Knowledgeable person
The previous meaning of the term ‘owner’ related to recording the name of a person or team that understands a particular product, such as a technical specialist. Often this would be the person who built or installed it in the first place, but remember that CM goes on into the working life of products and so perhaps for many years. The person who built the product may have long since moved on, but you still need to know who to consult if you’re thinking of changing the product.
Security requirements
This heading was dropped some two editions of the PRINCE2 manual ago, but it’s actually rather useful. I suspect it was taken out because PRINCE2 was seen as being something for business, not just for government users, so readers were unlikely to be dealing with classified information. However, remarkably often this information is needed, even outside of government.
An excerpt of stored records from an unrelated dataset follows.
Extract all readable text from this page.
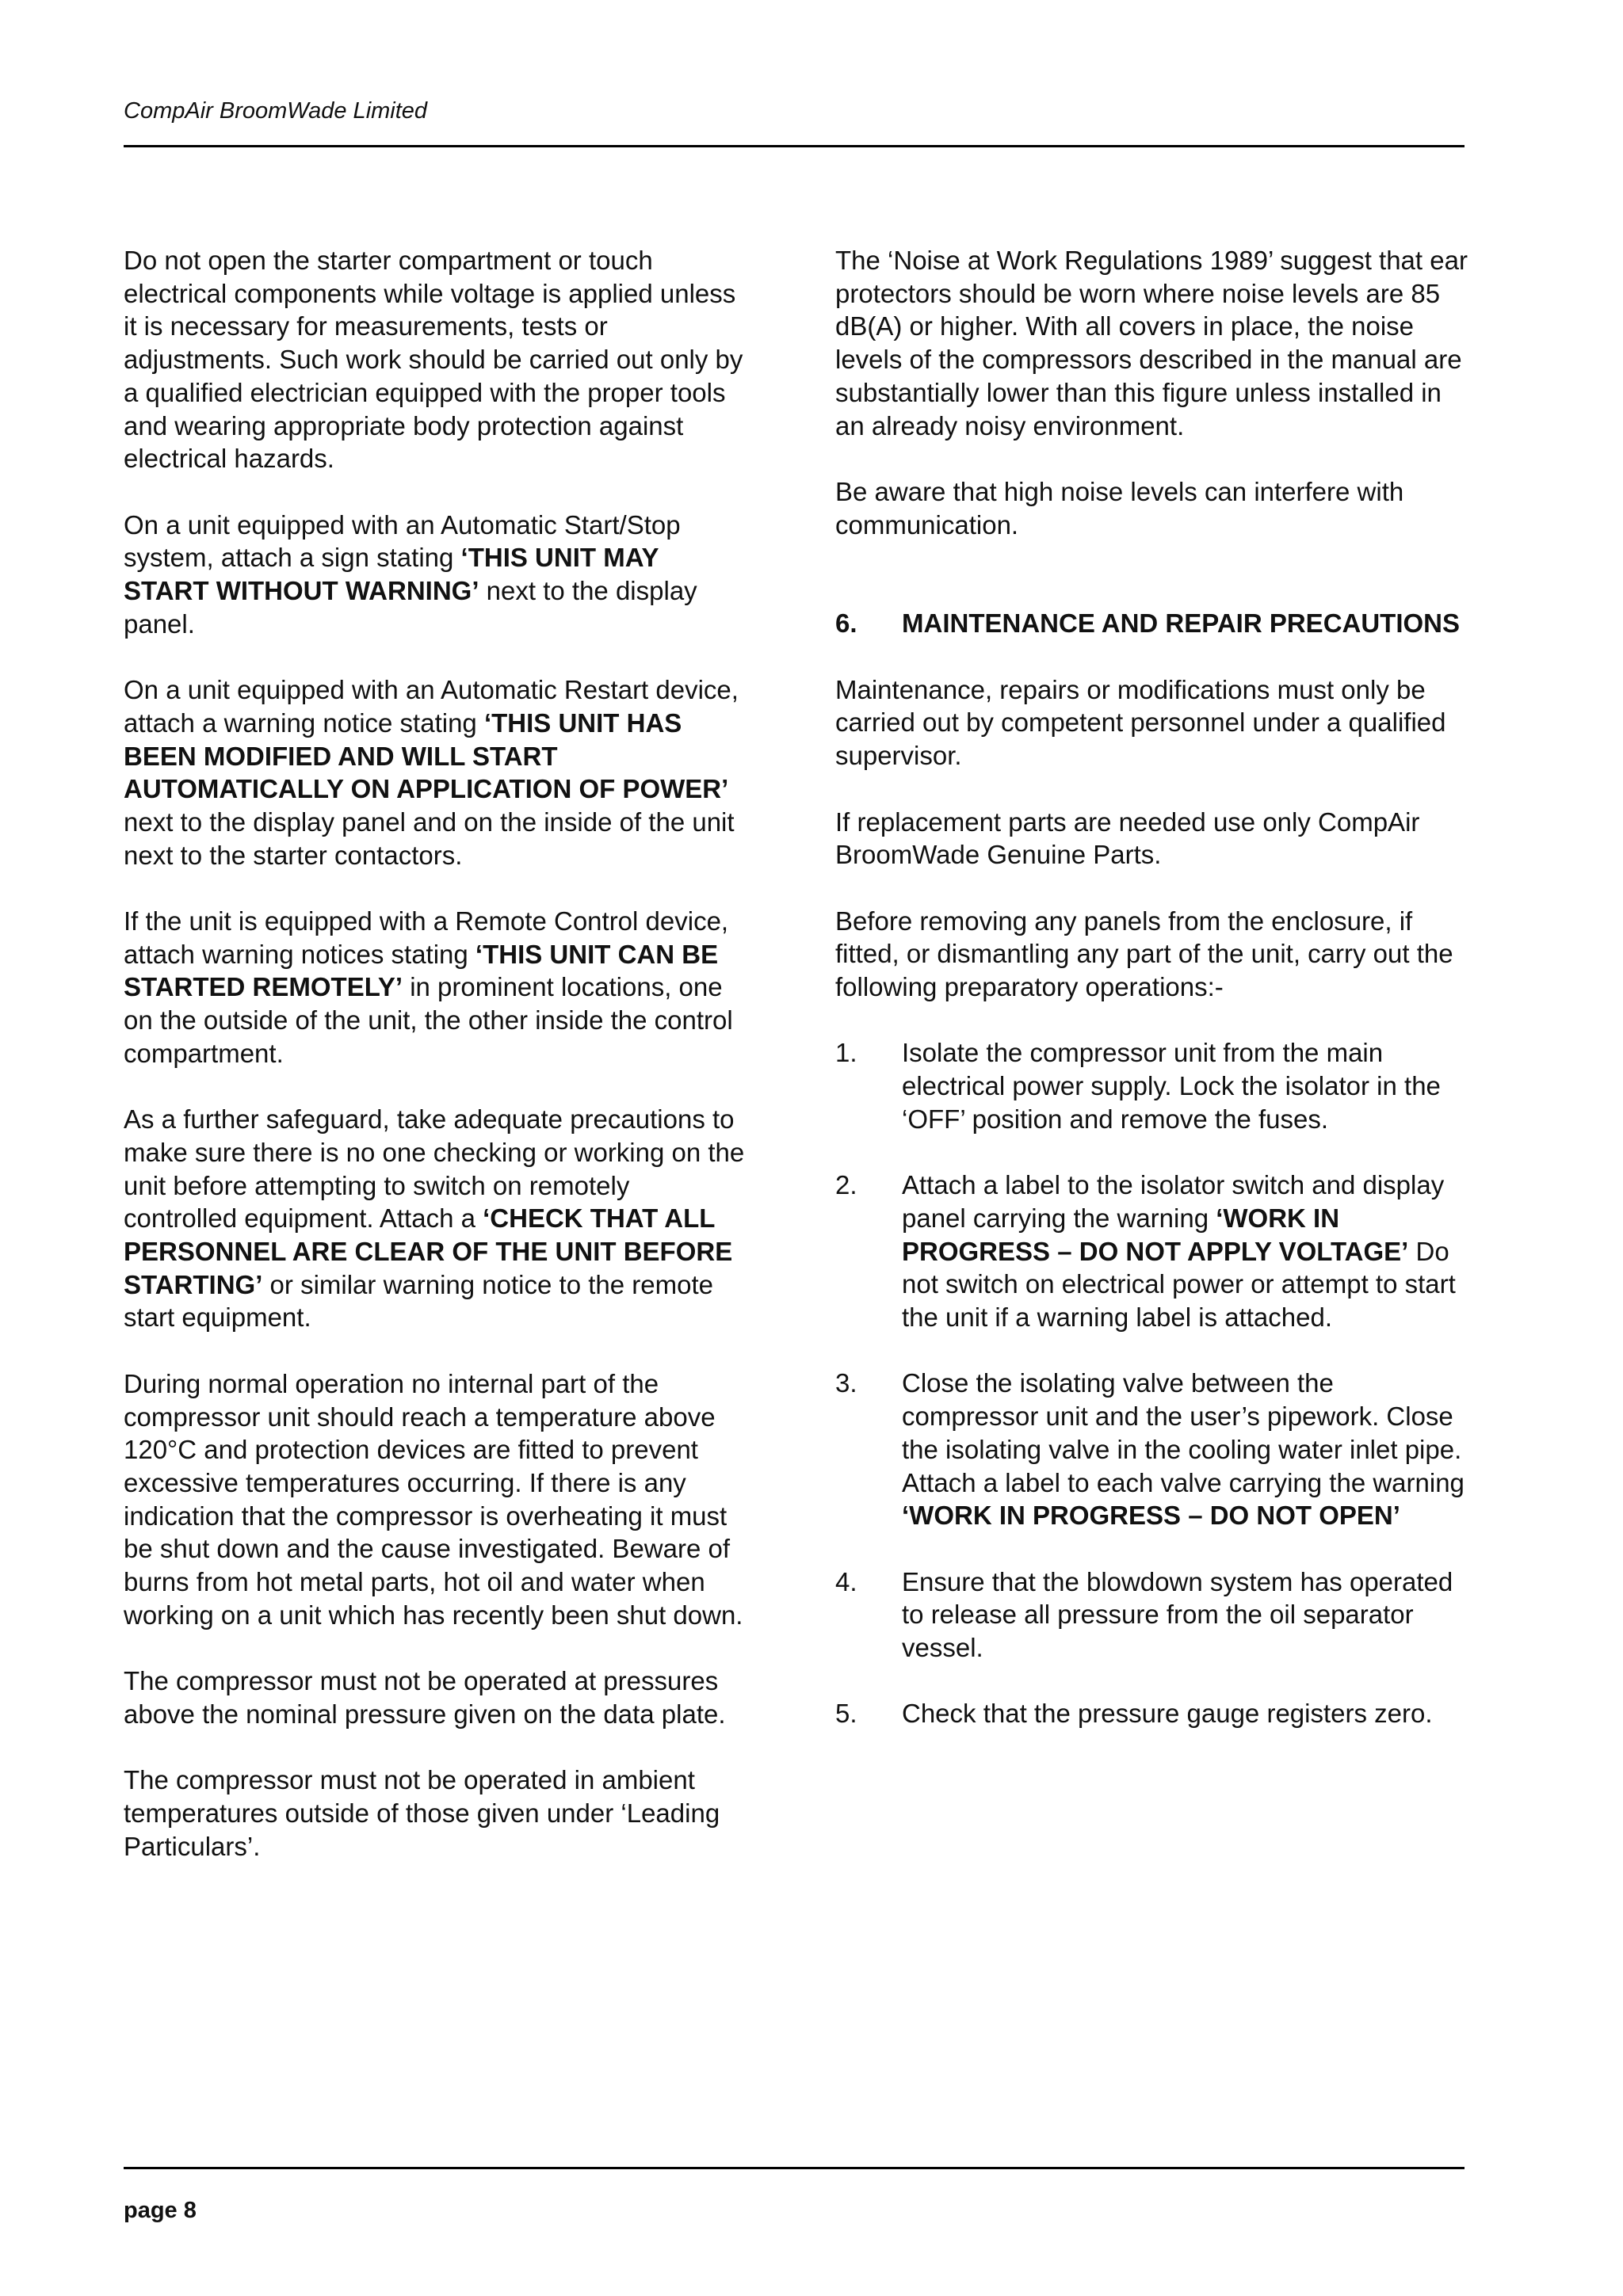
CompAir BroomWade Limited

Do not open the starter compartment or touch electrical components while voltage is applied unless it is necessary for measurements, tests or adjustments. Such work should be carried out only by a qualified electrician equipped with the proper tools and wearing appropriate body protection against electrical hazards.

On a unit equipped with an Automatic Start/Stop system, attach a sign stating ‘THIS UNIT MAY START WITHOUT WARNING’ next to the display panel.

On a unit equipped with an Automatic Restart device, attach a warning notice stating ‘THIS UNIT HAS BEEN MODIFIED AND WILL START AUTOMATICALLY ON APPLICATION OF POWER’ next to the display panel and on the inside of the unit next to the starter contactors.

If the unit is equipped with a Remote Control device, attach warning notices stating ‘THIS UNIT CAN BE STARTED REMOTELY’ in prominent locations, one on the outside of the unit, the other inside the control compartment.

As a further safeguard, take adequate precautions to make sure there is no one checking or working on the unit before attempting to switch on remotely controlled equipment. Attach a ‘CHECK THAT ALL PERSONNEL ARE CLEAR OF THE UNIT BEFORE STARTING’ or similar warning notice to the remote start equipment.

During normal operation no internal part of the compressor unit should reach a temperature above 120°C and protection devices are fitted to prevent excessive temperatures occurring. If there is any indication that the compressor is overheating it must be shut down and the cause investigated. Beware of burns from hot metal parts, hot oil and water when working on a unit which has recently been shut down.

The compressor must not be operated at pressures above the nominal pressure given on the data plate.

The compressor must not be operated in ambient temperatures outside of those given under ‘Leading Particulars’.

The ‘Noise at Work Regulations 1989’ suggest that ear protectors should be worn where noise levels are 85 dB(A) or higher. With all covers in place, the noise levels of the compressors described in the manual are substantially lower than this figure unless installed in an already noisy environment.

Be aware that high noise levels can interfere with communication.

6.	MAINTENANCE AND REPAIR PRECAUTIONS

Maintenance, repairs or modifications must only be carried out by competent personnel under a qualified supervisor.

If replacement parts are needed use only CompAir BroomWade Genuine Parts.

Before removing any panels from the enclosure, if fitted, or dismantling any part of the unit, carry out the following preparatory operations:-

1.	Isolate the compressor unit from the main electrical power supply. Lock the isolator in the ‘OFF’ position and remove the fuses.
2.	Attach a label to the isolator switch and display panel carrying the warning ‘WORK IN PROGRESS – DO NOT APPLY VOLTAGE’ Do not switch on electrical power or attempt to start the unit if a warning label is attached.
3.	Close the isolating valve between the compressor unit and the user’s pipework. Close the isolating valve in the cooling water inlet pipe. Attach a label to each valve carrying the warning ‘WORK IN PROGRESS – DO NOT OPEN’
4.	Ensure that the blowdown system has operated to release all pressure from the oil separator vessel.
5.	Check that the pressure gauge registers zero.
page 8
Commercial information often needs to be handled with care, such as customer records. In a medical environment, confidentiality of patient information is clearly vital. If your project is dealing with information and any of it is confidential, you may like to think of adding this heading in to your CI Record to indicate what security is needed to look after it.
Construction location
You may also want to add even more elements to your record such as a location code for where the team builds a product, as distinct from the ‘location’ heading, which says where the product is at the moment, and even a country code with international projects. Such information can be very useful in problem solving and problem avoidance too, such as when things go wrong with measurements and you can see immediately that some products were built in a country using imperial measurements while other interfacing ones were built in a country using metric.
Change history
Usually, recording information on change history is also useful. The record then not only shows that something has been changed, but also why. If the change looks a bit odd, knowing why the change was made in the first place may prevent someone being tempted to reverse it.
Seeing that CM Is a Different Control
CM is inherently different from the rest of PRINCE2 controls (with the possible exception of part of risk management) because CM carries on when the project, and PRINCE2, stops. You need CM in the working life of products.
At the end of the project, you need to pass information on versions and possibly the procedures back into the organisation as a Follow-on Action Recommendation.